The second is to secure good laws. There’s no reason why countries should stop people living with HIV from moving freely. There’s no reason for the criminalization of adult sexual behavior or punitive laws against people who use drugs, sell sex or are living with HIV. Women and girls must feel safe and able to protect themselves from violence and abuse.
When there’s zero discrimination, it will become easier for people to access essential HIV services. Securing access to services is the third cornerstone. The presence or absence of a virus in the human body should not determine if people have access to affordable health care, health insurance, access to schools, adequate nutrition and social protection.
The fourth is securing the full investment. World leaders have agreed to invest between $ 22 billion to $24 billion in low- and middle-income countries annually by 2015. The AIDS response has to be fully funded. Halfhearted and half-empty promises don’t deliver results. Building half a road won’t get you to your destination. If you don’t invest fully, you’ll have to pay more later and pay forever. We also have a responsibility to invest efficiently and effectively. Far too many countries invest in programs that are either ineffective or efficient. We have to focus on where the next 1,000 infections will occur, not on pet projects. Ideology has to be replaced by evidence. People have to take precedence over politics.

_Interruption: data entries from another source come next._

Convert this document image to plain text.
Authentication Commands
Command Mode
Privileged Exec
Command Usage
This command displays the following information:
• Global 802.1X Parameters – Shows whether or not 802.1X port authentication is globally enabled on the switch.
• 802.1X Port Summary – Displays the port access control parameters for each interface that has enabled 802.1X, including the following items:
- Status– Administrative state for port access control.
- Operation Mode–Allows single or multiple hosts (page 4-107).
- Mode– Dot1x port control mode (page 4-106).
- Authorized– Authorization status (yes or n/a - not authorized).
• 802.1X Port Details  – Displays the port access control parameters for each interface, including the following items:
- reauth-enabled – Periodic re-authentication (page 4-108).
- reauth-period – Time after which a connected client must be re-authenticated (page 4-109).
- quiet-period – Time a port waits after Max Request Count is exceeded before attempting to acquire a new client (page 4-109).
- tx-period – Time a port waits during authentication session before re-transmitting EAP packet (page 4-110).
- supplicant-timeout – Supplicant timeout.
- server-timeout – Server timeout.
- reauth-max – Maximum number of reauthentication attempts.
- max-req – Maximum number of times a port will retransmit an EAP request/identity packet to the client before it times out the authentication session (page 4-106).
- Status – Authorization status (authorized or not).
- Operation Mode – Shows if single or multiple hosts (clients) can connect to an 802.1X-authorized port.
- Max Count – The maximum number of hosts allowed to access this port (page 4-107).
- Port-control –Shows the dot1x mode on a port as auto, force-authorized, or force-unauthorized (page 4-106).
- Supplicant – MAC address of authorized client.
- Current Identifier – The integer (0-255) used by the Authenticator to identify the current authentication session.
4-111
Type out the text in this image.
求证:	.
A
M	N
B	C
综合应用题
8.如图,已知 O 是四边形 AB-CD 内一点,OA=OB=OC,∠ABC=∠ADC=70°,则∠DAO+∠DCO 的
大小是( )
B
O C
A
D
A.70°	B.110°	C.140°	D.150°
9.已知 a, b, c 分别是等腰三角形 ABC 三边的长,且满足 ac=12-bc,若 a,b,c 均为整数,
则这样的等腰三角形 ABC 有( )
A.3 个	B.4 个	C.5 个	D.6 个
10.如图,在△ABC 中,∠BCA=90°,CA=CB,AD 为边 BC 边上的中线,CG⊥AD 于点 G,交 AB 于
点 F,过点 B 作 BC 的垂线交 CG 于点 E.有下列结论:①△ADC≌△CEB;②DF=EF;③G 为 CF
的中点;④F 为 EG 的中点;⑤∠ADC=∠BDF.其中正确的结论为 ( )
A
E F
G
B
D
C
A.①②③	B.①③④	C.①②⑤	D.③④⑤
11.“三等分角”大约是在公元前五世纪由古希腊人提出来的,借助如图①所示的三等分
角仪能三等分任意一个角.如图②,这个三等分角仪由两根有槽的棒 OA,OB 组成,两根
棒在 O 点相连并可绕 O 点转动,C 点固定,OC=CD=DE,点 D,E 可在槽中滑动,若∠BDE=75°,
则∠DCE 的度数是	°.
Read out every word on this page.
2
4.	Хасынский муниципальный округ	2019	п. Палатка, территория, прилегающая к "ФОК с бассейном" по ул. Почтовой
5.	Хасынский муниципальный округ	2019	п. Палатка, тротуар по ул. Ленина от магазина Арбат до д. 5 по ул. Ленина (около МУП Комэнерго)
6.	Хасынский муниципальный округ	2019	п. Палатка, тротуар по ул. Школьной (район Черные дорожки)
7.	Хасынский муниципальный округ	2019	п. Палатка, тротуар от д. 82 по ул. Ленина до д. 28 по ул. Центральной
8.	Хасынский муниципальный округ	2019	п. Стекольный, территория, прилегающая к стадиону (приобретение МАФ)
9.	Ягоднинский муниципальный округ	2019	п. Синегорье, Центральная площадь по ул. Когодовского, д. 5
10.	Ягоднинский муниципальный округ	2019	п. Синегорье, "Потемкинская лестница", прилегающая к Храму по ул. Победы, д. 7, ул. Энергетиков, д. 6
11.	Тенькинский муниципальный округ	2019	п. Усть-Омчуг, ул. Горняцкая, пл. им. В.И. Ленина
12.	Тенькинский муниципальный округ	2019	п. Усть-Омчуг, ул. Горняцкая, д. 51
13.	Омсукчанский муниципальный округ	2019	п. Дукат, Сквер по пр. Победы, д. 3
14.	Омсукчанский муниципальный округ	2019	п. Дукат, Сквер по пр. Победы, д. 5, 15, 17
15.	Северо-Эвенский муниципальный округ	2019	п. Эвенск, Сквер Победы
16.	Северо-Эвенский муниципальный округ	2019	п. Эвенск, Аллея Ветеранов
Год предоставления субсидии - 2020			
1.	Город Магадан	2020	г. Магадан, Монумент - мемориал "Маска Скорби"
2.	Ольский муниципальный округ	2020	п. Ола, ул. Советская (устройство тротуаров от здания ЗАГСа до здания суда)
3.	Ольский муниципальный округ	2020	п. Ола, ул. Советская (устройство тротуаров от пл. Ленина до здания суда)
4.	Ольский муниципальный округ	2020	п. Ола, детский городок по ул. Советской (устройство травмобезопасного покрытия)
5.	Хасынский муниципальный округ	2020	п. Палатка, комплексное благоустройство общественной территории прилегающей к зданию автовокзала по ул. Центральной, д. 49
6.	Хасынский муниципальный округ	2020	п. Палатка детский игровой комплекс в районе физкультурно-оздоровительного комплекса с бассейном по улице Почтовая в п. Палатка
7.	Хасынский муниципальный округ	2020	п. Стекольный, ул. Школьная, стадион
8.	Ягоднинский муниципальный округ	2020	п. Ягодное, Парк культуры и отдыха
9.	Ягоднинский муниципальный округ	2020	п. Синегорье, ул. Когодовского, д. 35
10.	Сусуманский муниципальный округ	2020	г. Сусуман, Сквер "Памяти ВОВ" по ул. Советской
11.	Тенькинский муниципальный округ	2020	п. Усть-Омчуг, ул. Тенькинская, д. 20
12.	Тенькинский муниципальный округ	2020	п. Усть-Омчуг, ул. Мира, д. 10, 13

The fifth cornerstone is community ownership and global solidarity. It’s been proven again and again that when communities are empowered to design and manage their own programs, not only do costs come down, but results are guaranteed. From sex workers in Kolkata to people who use drugs in Kiev, mentor mothers living with HIV in Maseru to men who have sex with men in Dakar, they have managed to provide support to their peers and provided a safe place to access services with dignity and respect. However, they can only do their jobs if we continue to build and maintain global solidarity.
Last summer, world leaders agreed to a set of global targets to be achieved by 2015. These have to be met, but we need to look beyond. We have to aim for the end of AIDS – and that begins today.